De-banking has gained traction in recent weeks after President Donald Trump called out Bank of America and JPMorgan Chase during a virtual appearance in January at the World Economic Forum in Davos, Switzerland.
When BofA CEO Brian Moynihan, on stage during a Q&A session, asked Trump how his executive orders might affect gross domestic product, inflation and stock prices, the president replied: “You’ve done a fantastic job, but I hope you start opening your bank to conservatives.”
“We bank everybody,” Moynihan said at a separate appearance last month. “The real question was about over-regulation, frankly.”
While the issue has taken root among Republicans, at least one Democratic senator has expressed similar concerns around de-banking.
At a hearing last month, Sen. Elizabeth Warren, D-MA, cited an analysis revealing nearly 12,000 de-banking related complaints filed by consumers over the past three years, with more than half of those complaints made against the four biggest U.S. banks – JPMorgan Chase, Bank of America, Citi and Wells Fargo.
“This shouldn’t be happening, and we need to figure out why and who is responsible,” she said.
Scott identified “debanking” among his top priorities, describing it as discriminatory and un-American.
“Financial regulators have weaponized their power to target disfavored political groups and individuals in America, hiding behind opaque veils of confidentiality and insincere proclamations of independence.
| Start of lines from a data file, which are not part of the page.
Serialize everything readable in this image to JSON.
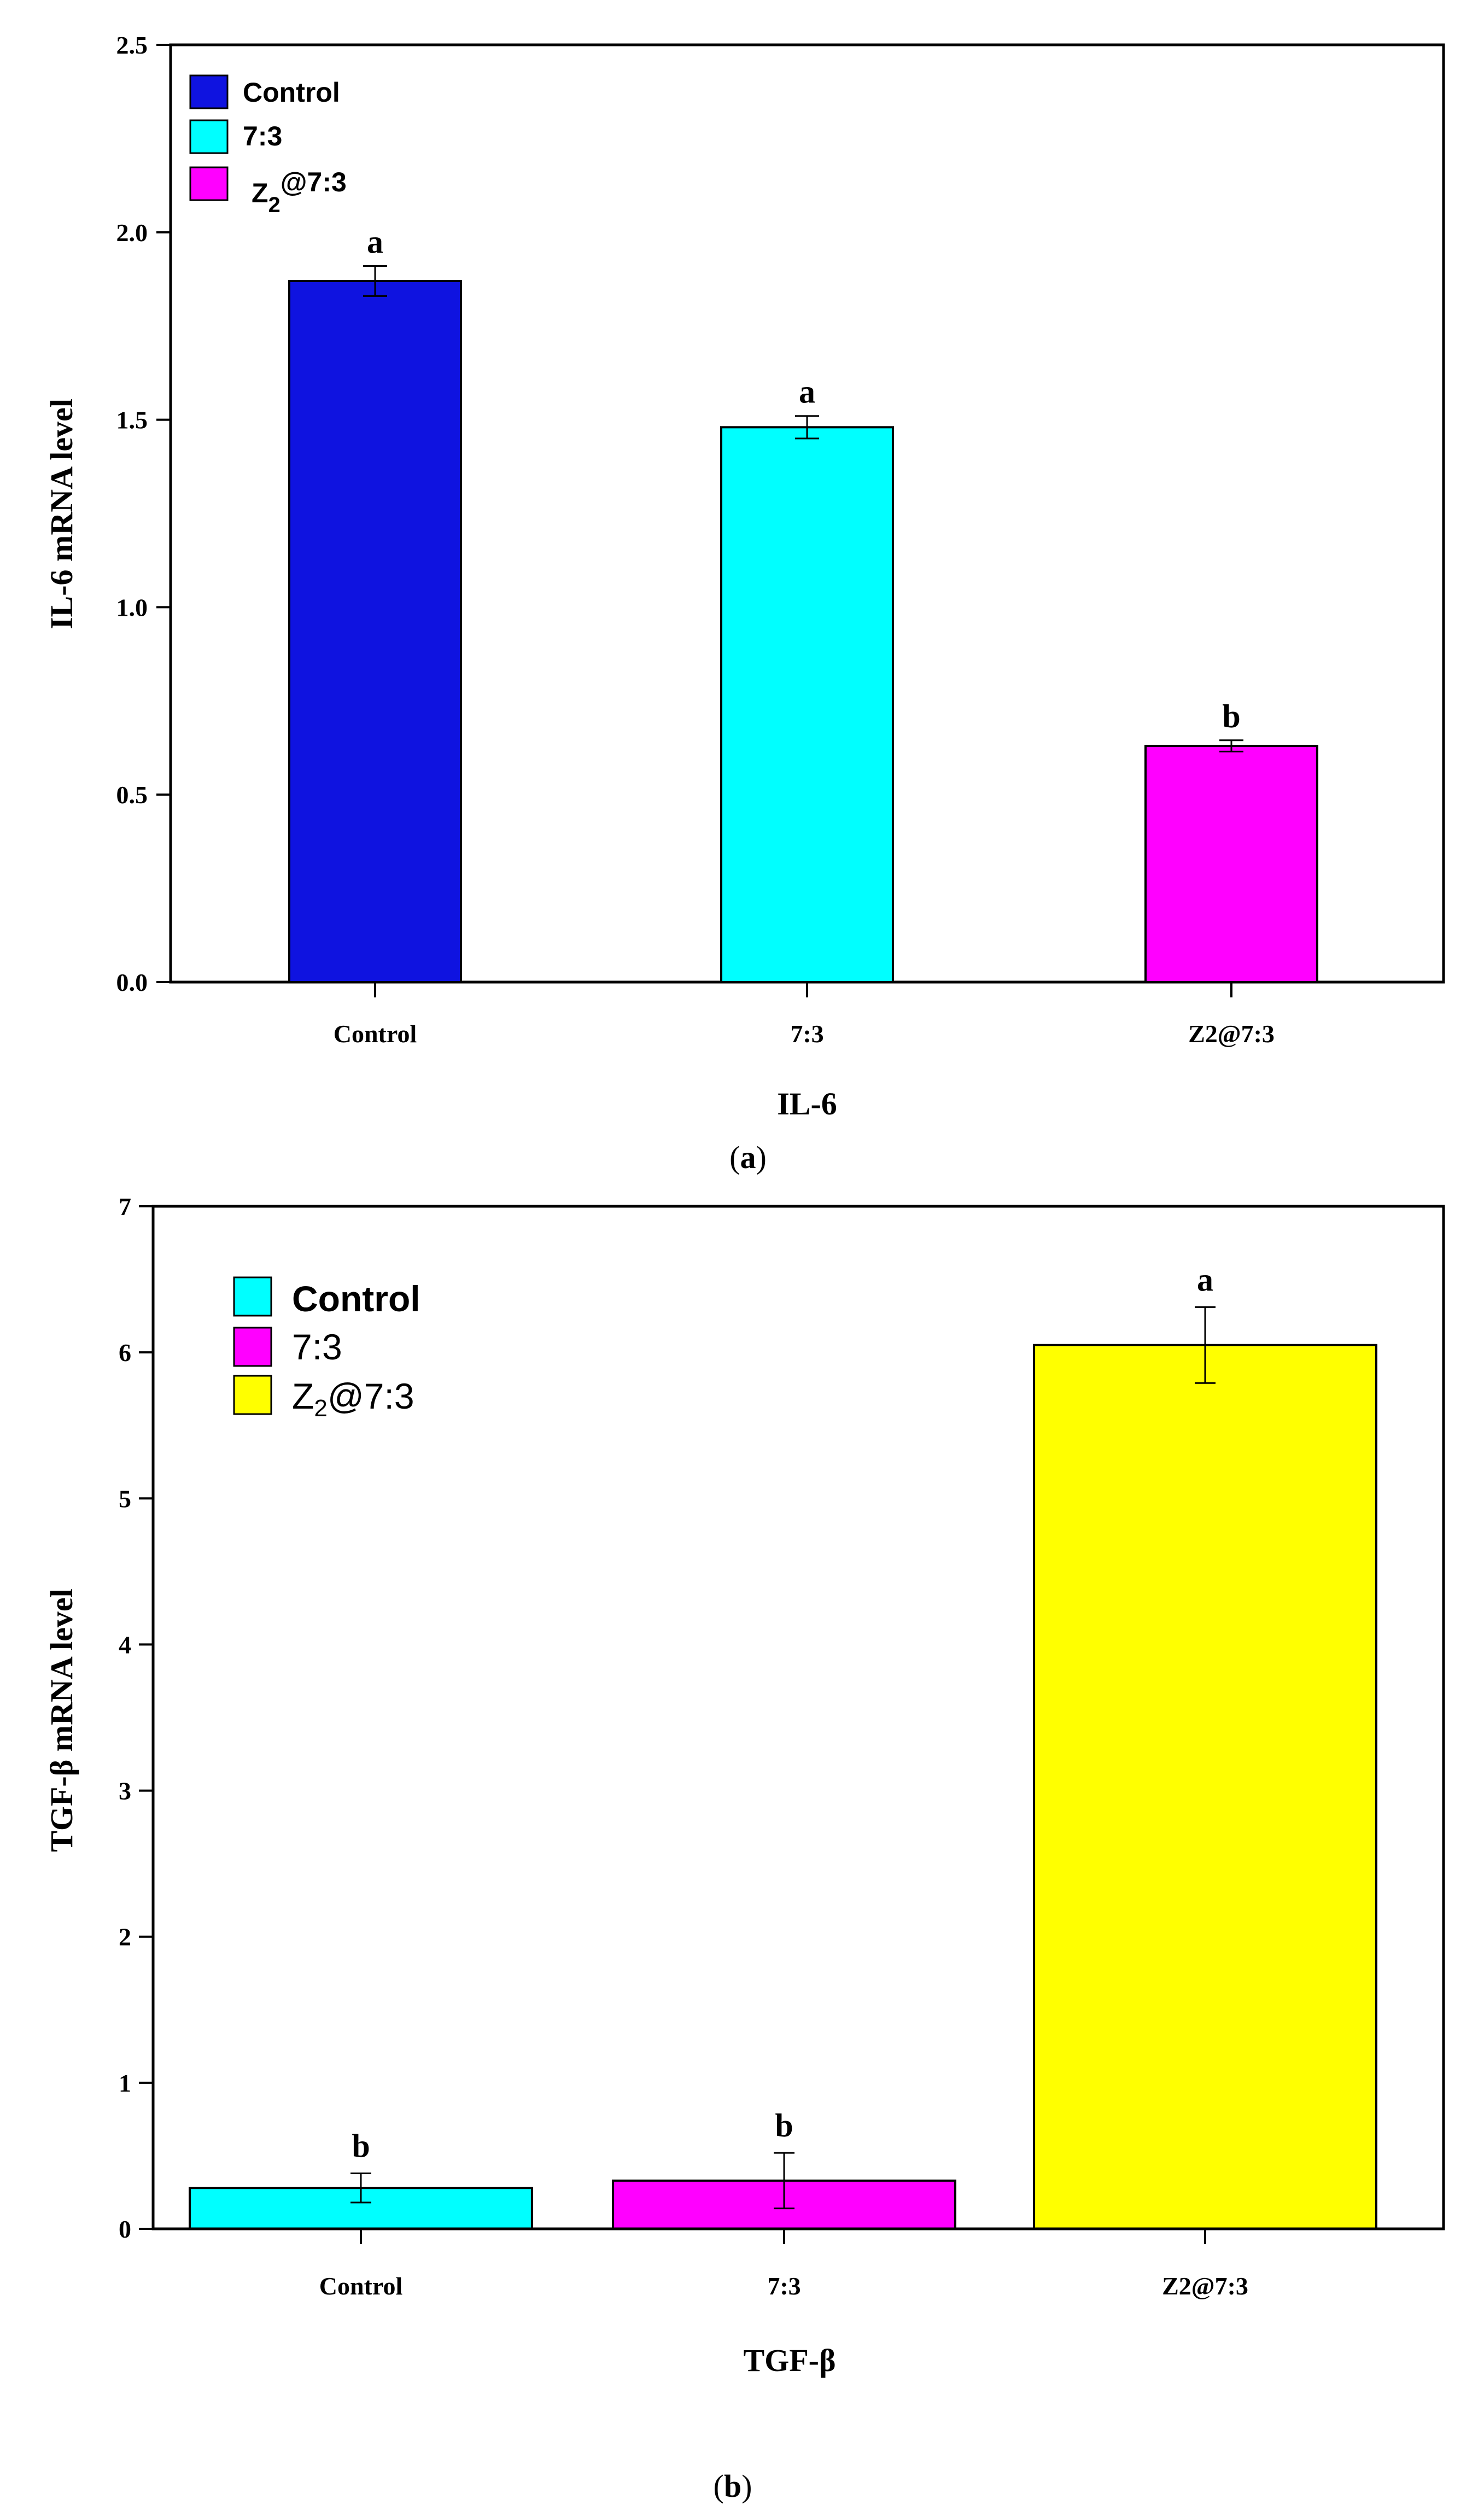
{
  "chart_data": [
    {
      "type": "bar",
      "panel_label": "a",
      "categories": [
        "Control",
        "7:3",
        "Z2@7:3"
      ],
      "values": [
        1.87,
        1.48,
        0.63
      ],
      "errors": [
        0.04,
        0.03,
        0.015
      ],
      "significance": [
        "a",
        "a",
        "b"
      ],
      "colors": [
        "#0f13e0",
        "#00ffff",
        "#ff00ff"
      ],
      "xlabel": "IL-6",
      "ylabel": "IL-6 mRNA level",
      "ylim": [
        0,
        2.5
      ],
      "yticks": [
        "0.0",
        "0.5",
        "1.0",
        "1.5",
        "2.0",
        "2.5"
      ],
      "ytick_values": [
        0,
        0.5,
        1.0,
        1.5,
        2.0,
        2.5
      ],
      "legend": {
        "position": "top-left",
        "entries": [
          {
            "label": "Control",
            "color": "#0f13e0"
          },
          {
            "label": "7:3",
            "color": "#00ffff"
          },
          {
            "label_main": "Z",
            "label_sub": "2",
            "label_rest": "@7:3",
            "color": "#ff00ff"
          }
        ]
      }
    },
    {
      "type": "bar",
      "panel_label": "b",
      "categories": [
        "Control",
        "7:3",
        "Z2@7:3"
      ],
      "values": [
        0.28,
        0.33,
        6.05
      ],
      "errors": [
        0.1,
        0.19,
        0.26
      ],
      "significance": [
        "b",
        "b",
        "a"
      ],
      "colors": [
        "#00ffff",
        "#ff00ff",
        "#ffff00"
      ],
      "xlabel": "TGF-β",
      "ylabel": "TGF-β mRNA level",
      "ylim": [
        0,
        7
      ],
      "yticks": [
        "0",
        "1",
        "2",
        "3",
        "4",
        "5",
        "6",
        "7"
      ],
      "ytick_values": [
        0,
        1,
        2,
        3,
        4,
        5,
        6,
        7
      ],
      "legend": {
        "position": "top-left",
        "entries": [
          {
            "label": "Control",
            "color": "#00ffff"
          },
          {
            "label": "7:3",
            "color": "#ff00ff"
          },
          {
            "label_main": "Z",
            "label_sub": "2",
            "label_rest": "@7:3",
            "color": "#ffff00"
          }
        ]
      }
    }
  ]
}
We must rein in these rogue regulators,” Scott said in a one-pager of Thursday’s bill.
As part of the measure, the Federal Reserve, the Office of the Comptroller of the Currency, the Federal Deposit Insurance Corp. and the National Credit Union Administration would not be able to promote new rules based on reputational risk and would need to report to Congress that they have removed reputational risk as a component of supervision.
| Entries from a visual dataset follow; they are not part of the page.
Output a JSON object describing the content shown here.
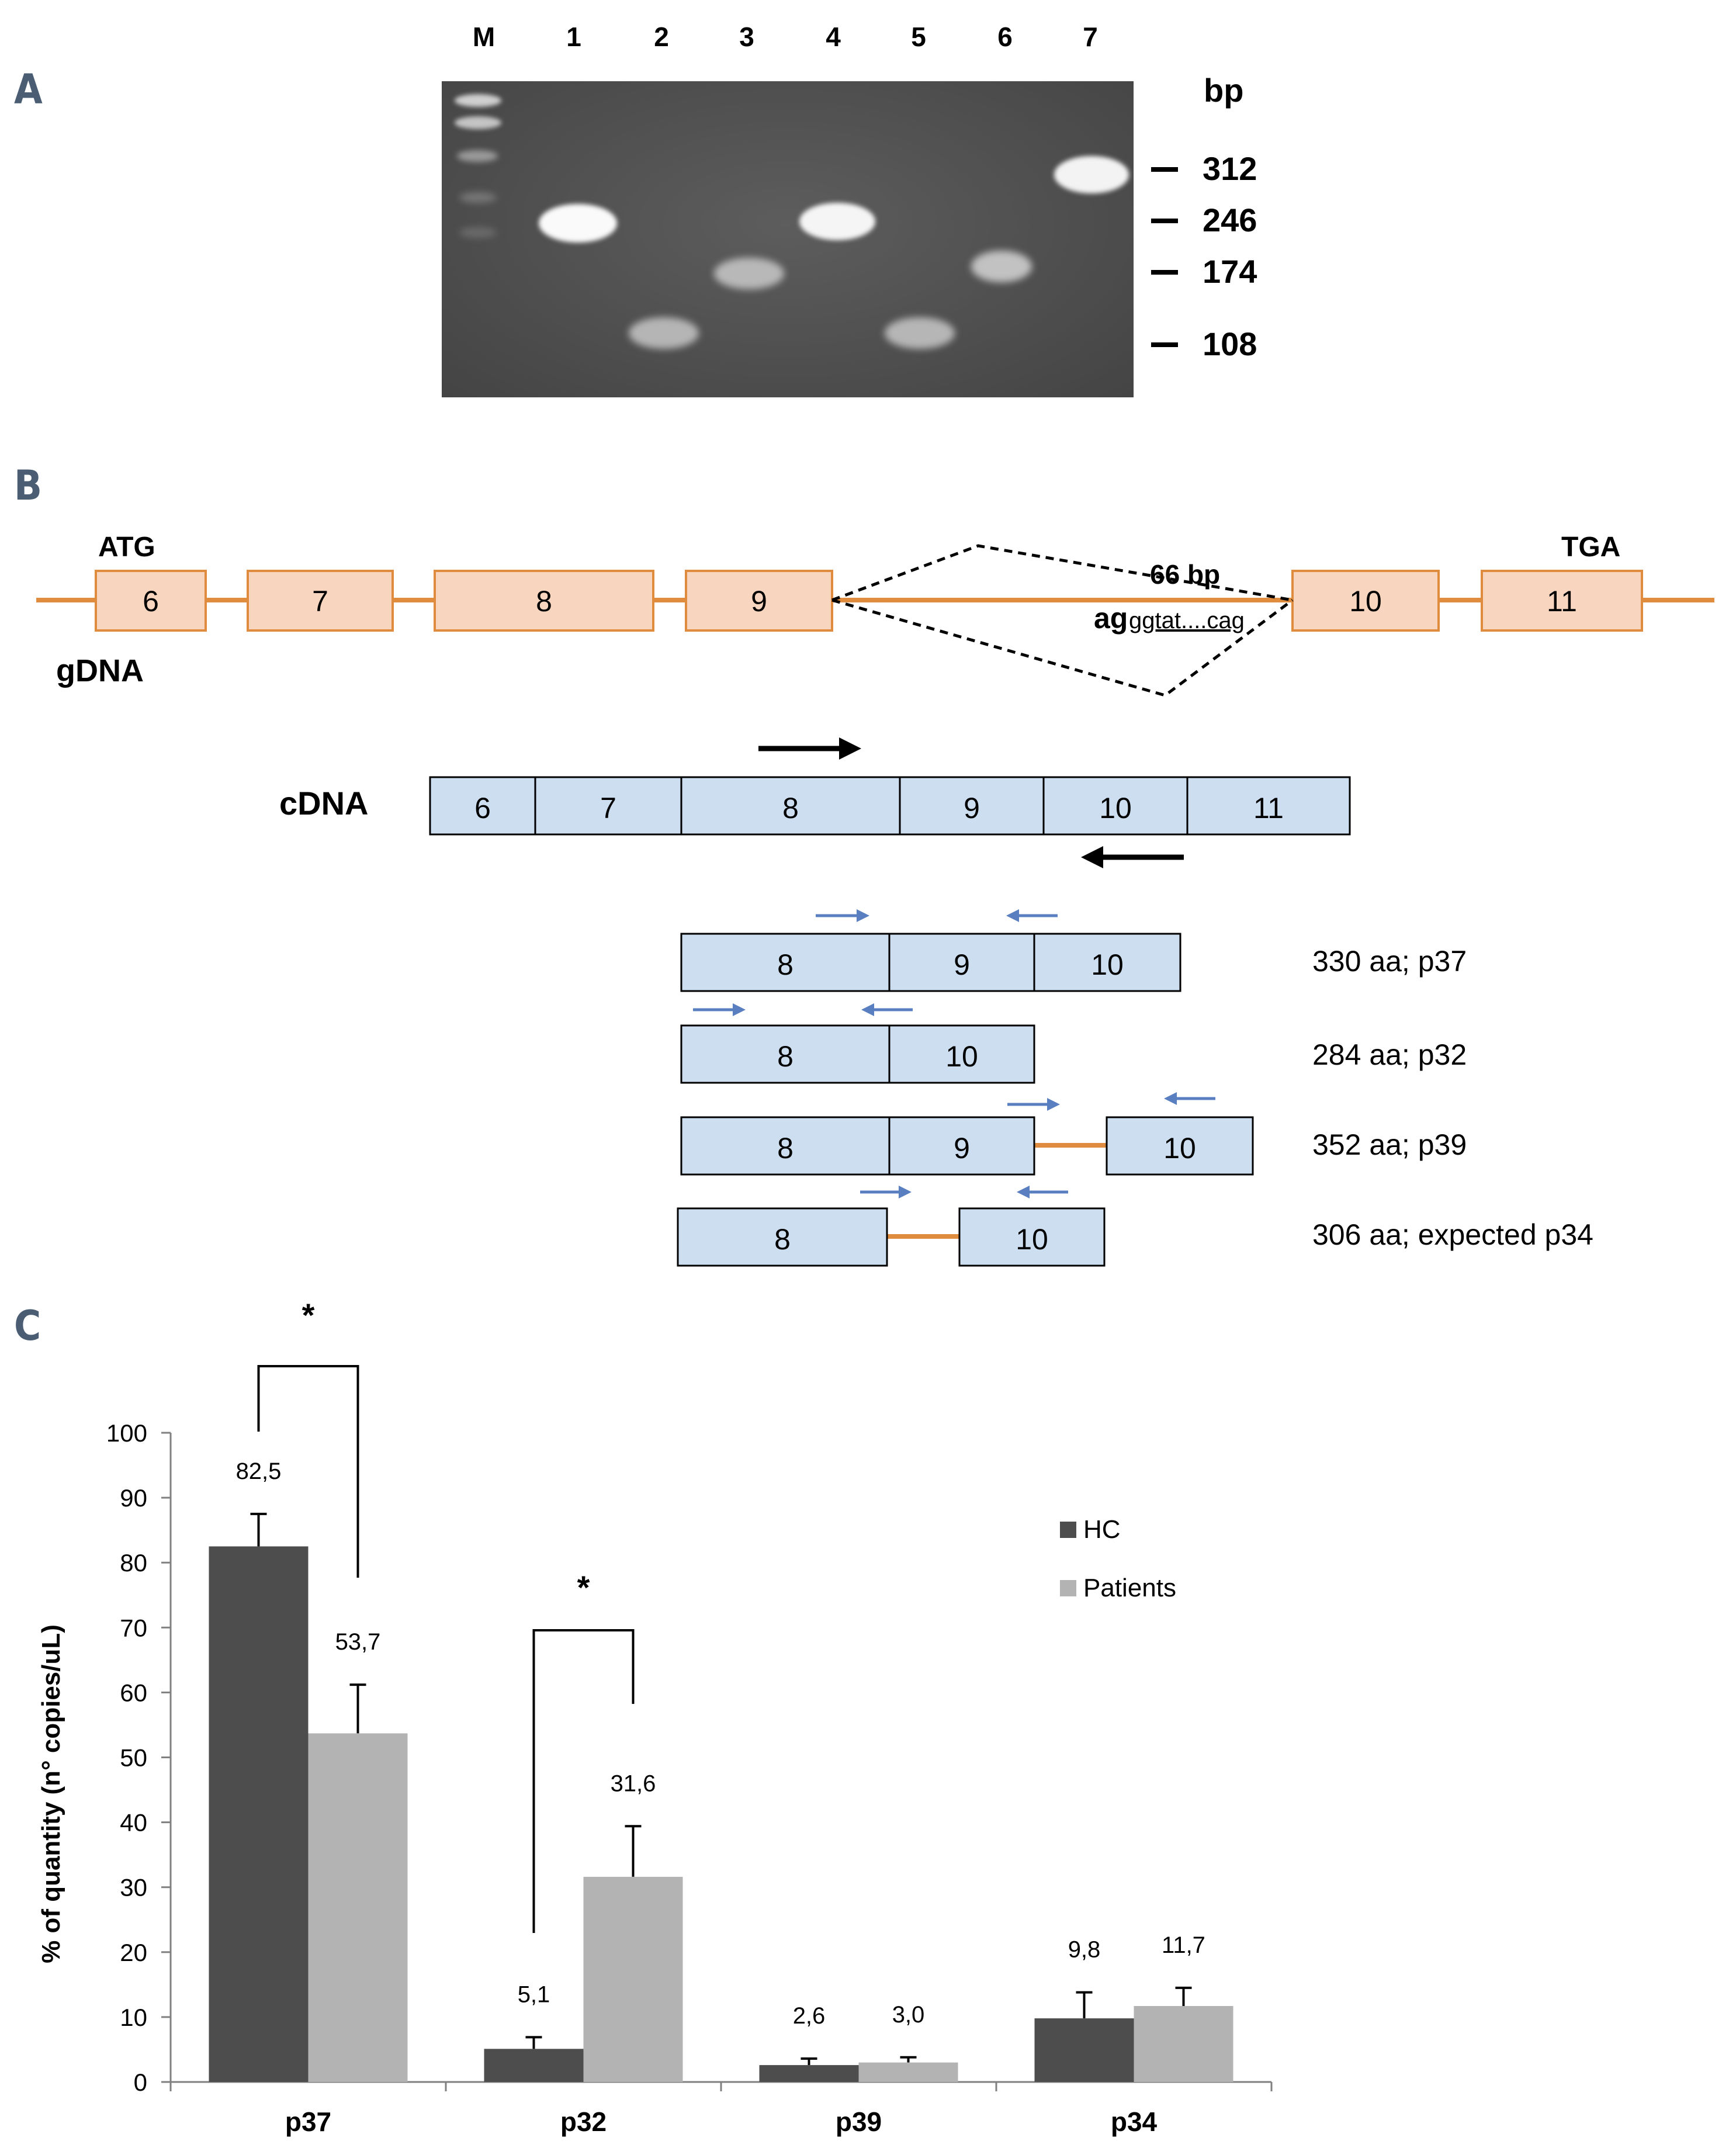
{
  "panels": {
    "a": "A",
    "b": "B",
    "c": "C"
  },
  "gel": {
    "lanes": [
      "M",
      "1",
      "2",
      "3",
      "4",
      "5",
      "6",
      "7"
    ],
    "bp_header": "bp",
    "markers": [
      "312",
      "246",
      "174",
      "108"
    ]
  },
  "gene": {
    "atg": "ATG",
    "tga": "TGA",
    "gdna_label": "gDNA",
    "intron_size": "66 bp",
    "splice_bold": "ag",
    "splice_seq": "ggtat....cag",
    "exons": [
      "6",
      "7",
      "8",
      "9",
      "10",
      "11"
    ],
    "cdna_label": "cDNA",
    "cdna_exons": [
      "6",
      "7",
      "8",
      "9",
      "10",
      "11"
    ],
    "isoforms": [
      {
        "exons": [
          "8",
          "9",
          "10"
        ],
        "label": "330 aa; p37"
      },
      {
        "exons": [
          "8",
          "10"
        ],
        "label": "284 aa; p32"
      },
      {
        "exons": [
          "8",
          "9",
          "10"
        ],
        "label": "352 aa; p39"
      },
      {
        "exons": [
          "8",
          "10"
        ],
        "label": "306 aa; expected p34"
      }
    ]
  },
  "chart_data": {
    "type": "bar",
    "categories": [
      "p37",
      "p32",
      "p39",
      "p34"
    ],
    "series": [
      {
        "name": "HC",
        "values": [
          82.5,
          5.1,
          2.6,
          9.8
        ],
        "labels": [
          "82,5",
          "5,1",
          "2,6",
          "9,8"
        ],
        "errors": [
          5.0,
          1.8,
          1.0,
          4.0
        ],
        "color": "#4d4d4d"
      },
      {
        "name": "Patients",
        "values": [
          53.7,
          31.6,
          3.0,
          11.7
        ],
        "labels": [
          "53,7",
          "31,6",
          "3,0",
          "11,7"
        ],
        "errors": [
          7.5,
          7.8,
          0.8,
          2.8
        ],
        "color": "#b3b3b3"
      }
    ],
    "ylabel": "% of quantity (n° copies/uL)",
    "ylim": [
      0,
      100
    ],
    "yticks": [
      "0",
      "10",
      "20",
      "30",
      "40",
      "50",
      "60",
      "70",
      "80",
      "90",
      "100"
    ],
    "significance": [
      "*",
      "*"
    ],
    "legend_position": "right"
  }
}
Reputational risk can describe the potential negative consequences such as decreased public confidence, customer loss, litigation or reduced revenue that can result from negative publicity about a financial institution's business practices, regardless of whether the publicity is accurate, the bill noted.
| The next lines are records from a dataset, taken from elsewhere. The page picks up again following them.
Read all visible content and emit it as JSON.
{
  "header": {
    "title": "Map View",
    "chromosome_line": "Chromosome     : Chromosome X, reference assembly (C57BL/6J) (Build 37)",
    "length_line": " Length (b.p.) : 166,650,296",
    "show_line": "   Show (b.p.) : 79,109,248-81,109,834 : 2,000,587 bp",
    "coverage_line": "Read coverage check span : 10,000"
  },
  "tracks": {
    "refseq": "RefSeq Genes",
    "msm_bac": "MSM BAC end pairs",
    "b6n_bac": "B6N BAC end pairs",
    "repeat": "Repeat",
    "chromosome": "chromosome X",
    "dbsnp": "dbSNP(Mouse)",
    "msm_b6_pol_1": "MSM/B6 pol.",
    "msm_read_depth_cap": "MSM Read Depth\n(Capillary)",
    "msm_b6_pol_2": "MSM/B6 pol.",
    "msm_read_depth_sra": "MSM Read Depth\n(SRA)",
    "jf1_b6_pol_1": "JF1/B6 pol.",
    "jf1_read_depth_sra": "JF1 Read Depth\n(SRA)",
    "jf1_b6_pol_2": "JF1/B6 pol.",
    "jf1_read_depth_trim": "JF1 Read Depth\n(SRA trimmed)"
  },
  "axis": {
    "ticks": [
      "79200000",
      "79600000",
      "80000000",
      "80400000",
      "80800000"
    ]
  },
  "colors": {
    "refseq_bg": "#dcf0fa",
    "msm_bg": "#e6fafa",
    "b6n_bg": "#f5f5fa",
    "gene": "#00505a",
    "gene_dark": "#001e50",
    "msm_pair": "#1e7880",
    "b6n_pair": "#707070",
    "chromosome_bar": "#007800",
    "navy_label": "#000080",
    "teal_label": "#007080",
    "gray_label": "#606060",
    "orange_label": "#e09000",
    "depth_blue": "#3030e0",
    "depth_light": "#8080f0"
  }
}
Scott’s bill argues that using reputational risk as a factor in determining a depository institution's supervisory rating is problematic for two reasons: it's not statutorily required, and it represents an improper use of supervisory authority.
The bill will not affect quantitative supervisory measures like concentration and liquidity risks.
JPMorgan, for one, voiced its support for the bill.
“This bill will shine a light on the opaque supervisory process and regulatory overreach that have forced banks to err on the side of caution,” Lauren Bianchi, a spokesperson for the bank, told The Wall Street Journal.
Twelve other Republican lawmakers backed the bill, which also saw support from treasurers and other finance officials in 22 states who sent a letter to Scott and other lawmakers, including Warren. It’s unclear how Warren feels about Scott’s specific legislation.
Trade groups, too, expressed support.
“The FIRM Act restores banks’ freedom to make their own decisions about who they can and cannot bank by limiting regulators’ ability to use subjective concerns about ‘reputational risk’ to pressure financial institutions not to bank certain customers,” American Bankers Association CEO Rob Nichols said in a statement. “Common-sense legislation reinforcing that access to banking services should be determined by prudent risk management at banks and not the personal perspective of regulators.”